People with heart failure often have an iron deficiency, leading some scientists to suspect that problems with iron processing in the body may play a role in this condition. The study explains one way that iron processing may contribute to heart failure and suggests potential treatment approaches to protect the heart.
“Iron is essential for many processes in the body including oxygen transport, but too much iron can lead to a build-up of unstable oxygen molecules that can kill cells,” says first author Jumpei Ito, who was a Research Associate at the School of Cardiovascular Medicine and Sciences, King’s College London, UK, at the time the study was carried out, and is now a visiting scientist based at Osaka Medical College, Japan. “We already knew that iron metabolism undergoes changes in heart failure, but it was unclear whether these changes are helpful or harmful.”

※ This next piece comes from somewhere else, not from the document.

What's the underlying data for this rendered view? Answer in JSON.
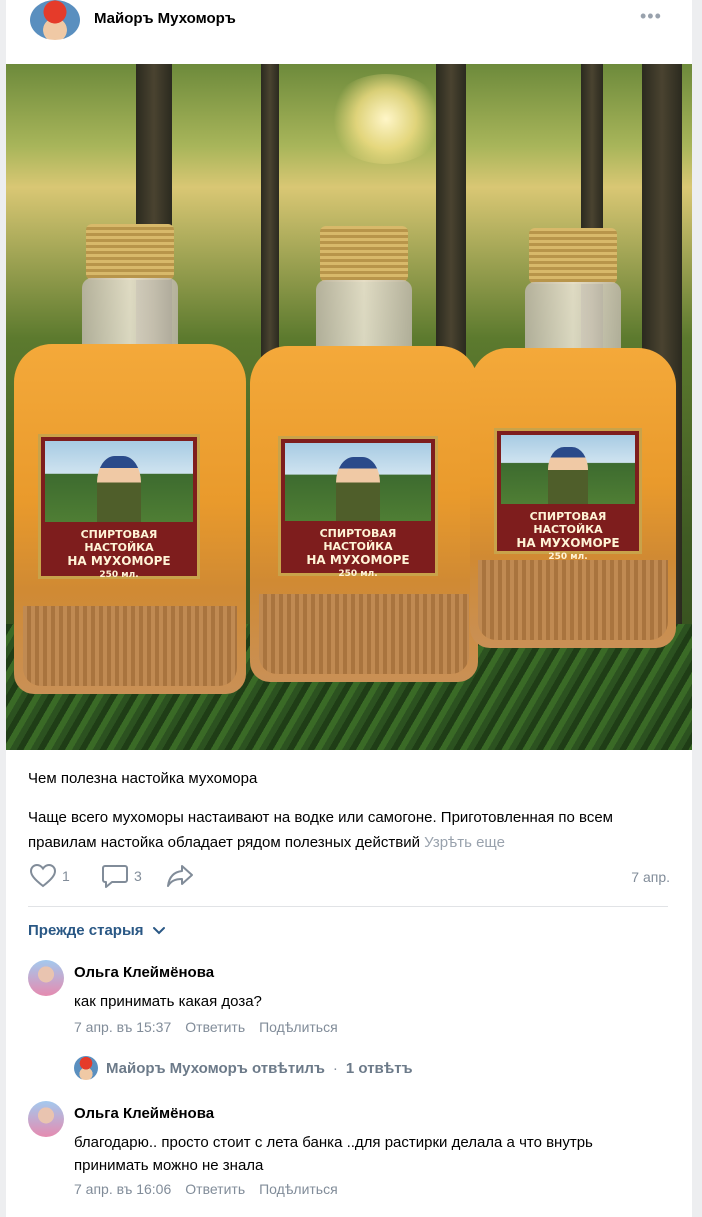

To learn more about the role of iron metabolism in heart failure, Ito and colleagues studied mice lacking a protein called the nuclear receptor coactivator 4 (NCOA4), which is necessary to release iron stored in cells when the body’s iron levels are low. They found that these mice developed less severe changes associated with heart failure compared to mice with NCOA4. Specifically, the NCOA4-deficient mice did not develop excessive levels of iron or a build-up of unstable oxygen molecules that can lead to cell death in heart failure.
A compound called ferrostatin-1 inhibits the release of stored iron and reduces the accumulation of unstable oxygen molecules. Further experiments by the team showed that treating mice with NCOA4 with ferrostatin-1 can reduce the amount of cell death in heart failure. “Our results suggest that the release of iron can be detrimental to the heart,” Ito says. “It can lead to unstable oxygen levels, death in heart cells and ultimately heart failure.”
More studies are now needed to understand each step in the process that releases iron and to test whether inhibiting this process could be beneficial to people with heart failure.
“Patients with heart failure who are iron deficient are currently treated with iron supplements, which previous studies have shown reduces their symptoms,” adds senior author Kinya Otsu, the British Heart Foundation Professor of Cardiology at King’s College London. “While our work does not contradict those studies, it does suggest that reducing iron-dependent cell death in the heart could be a potential new treatment strategy for patients.”